AUGUSTA, Ga. — The slumped shoulders, the frustrated sighs, the hands through the hair and the listless glances skyward returned Saturday behind Augusta’s 12th green as Rory McIlroy suddenly looked like he had seen a ghost he thought he’d left behind.
In a few hours the six-shot lead he had built over 36 holes — the largest at this tournament — dissipated into the Georgia heat. What had threatened to be a runaway at Augusta National became a wide-open spectacle.
“I didn’t quite have it today,” McIlroy said.
Augusta is unforgiving, and a six-shot edge was historic but never comfortable for a player and a course prone to sudden swings. McIlroy’s 2025 playoff win had seemed to exorcise demons, and many arrived this week ready to watch him parade a green jacket. For two rounds he showed a calm, confident version of himself, swaggering through the course and repeating his mantra: just keep swinging.
Saturday, that swing failed him. He overdrew an approach on 11 and found the water, missed a short putt for bogey; at 12 an uncommitted sawed-off swing left him off the green; at 13 he again hit right into the trees and had to scramble for par. Earlier in his career, leads rarely rattled him. Here, at Augusta, the pattern persists.

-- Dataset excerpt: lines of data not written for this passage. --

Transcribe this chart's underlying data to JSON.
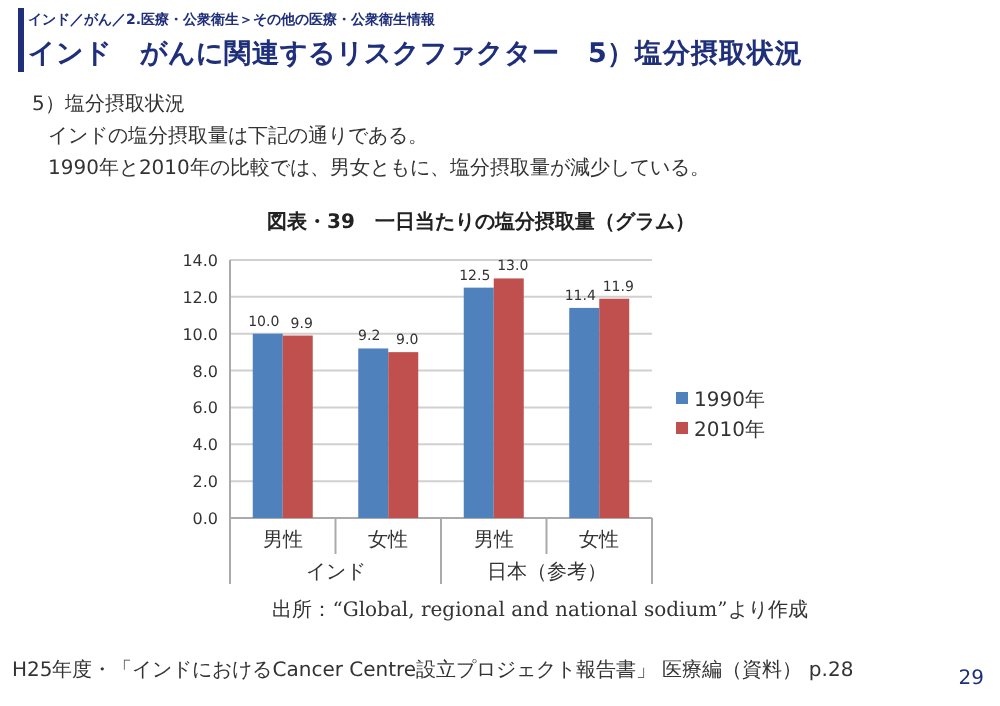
{
  "chart_data": {
    "type": "bar",
    "title": "図表・39　一日当たりの塩分摂取量（グラム）",
    "categories": [
      "男性",
      "女性",
      "男性",
      "女性"
    ],
    "series": [
      {
        "name": "1990年",
        "color": "#4f81bd",
        "values": [
          10.0,
          9.2,
          12.5,
          11.4
        ],
        "value_labels": [
          "10.0",
          "9.2",
          "12.5",
          "11.4"
        ]
      },
      {
        "name": "2010年",
        "color": "#c0504d",
        "values": [
          9.9,
          9.0,
          13.0,
          11.9
        ],
        "value_labels": [
          "9.9",
          "9.0",
          "13.0",
          "11.9"
        ]
      }
    ],
    "ylim": [
      0,
      14
    ],
    "yticks": [
      {
        "value": 0,
        "label": "0.0"
      },
      {
        "value": 2,
        "label": "2.0"
      },
      {
        "value": 4,
        "label": "4.0"
      },
      {
        "value": 6,
        "label": "6.0"
      },
      {
        "value": 8,
        "label": "8.0"
      },
      {
        "value": 10,
        "label": "10.0"
      },
      {
        "value": 12,
        "label": "12.0"
      },
      {
        "value": 14,
        "label": "14.0"
      }
    ],
    "grid": "y",
    "legend": "right",
    "annotations": [
      "インド／がん／2.医療・公衆衛生＞その他の医療・公衆衛生情報",
      "インド　がんに関連するリスクファクター　5）塩分摂取状況",
      "5）塩分摂取状況",
      "インドの塩分摂取量は下記の通りである。",
      "1990年と2010年の比較では、男女ともに、塩分摂取量が減少している。",
      "インド",
      "日本（参考）",
      "出所：“Global, regional and national sodium”より作成",
      "H25年度・「インドにおけるCancer Centre設立プロジェクト報告書」 医療編（資料） p.28",
      "29"
    ]
  }
}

“I kept committing to trying to make good swings,” McIlroy said. “But yeah, there was probably a little — when I made the double at 11, I probably got a little bit uneasy on 12 and 13.”
He birdied 14, went for 15 in two and set up another birdie, reclaimed the lead briefly, parred 16, then found the trees on 17 and left a par putt short. On a day when the scoring average was 70.63 — the second-lowest of any Masters round — McIlroy was the only player inside the top 12 to shoot over par. His game can produce dramatic highs and sudden lows, often contrasting with the rest of the field.
When asked if he’d rather win in style or in a rout, McIlroy answered with a grin: “What do you think?” He prefers a blowout, but that comfort has been elusive. At 11 under he now finds himself tied with Cameron Young, and six players at 7 under or better are chasing, including Scottie Scheffler, Justin Rose and Shane Lowry — all who have reminders from last year that McIlroy can unravel.
“I was aware that he wasn’t kind of stretching it out,” Rose said. “So it kind of made it feel like, yeah, all to play for.”
“I thought if Rory could shoot a 68 today he might run away with the tournament,” Lowry said. “It’s not easy to go out and go after it when you’re at the top of the leaderboard. It obviously wasn’t going to be an easy day for Rory to shoot a score.”
Scheffler, after a 65 Saturday, said: “I don’t feel like I’m out of the tournament.”
McIlroy acknowledged the flip side of blowing a big lead: a clean slate on Sunday. “I’d like to think that I’ll play a little bit freer and I’ll play, you know, like I’ve already got a green jacket, which I do. Sometimes I just have to remind myself of that,” he said. “I wish I was a few shots better off, but I’m comfortable. … I just know I need to be better tomorrow to have a chance.”
After addressing the media he headed to the practice facility under the lights, hitting shots into the night searching for a fix. Sunday will be another lap around Augusta, and whether McIlroy can convert or whether his 36-hole advantage becomes the biggest blown lead in Masters history remains to be seen.
“We all know it’s all about tomorrow,” Lowry said. “Obviously, it matters today, but when we get to tomorrow, that’s when we’ll see what everyone is made of.”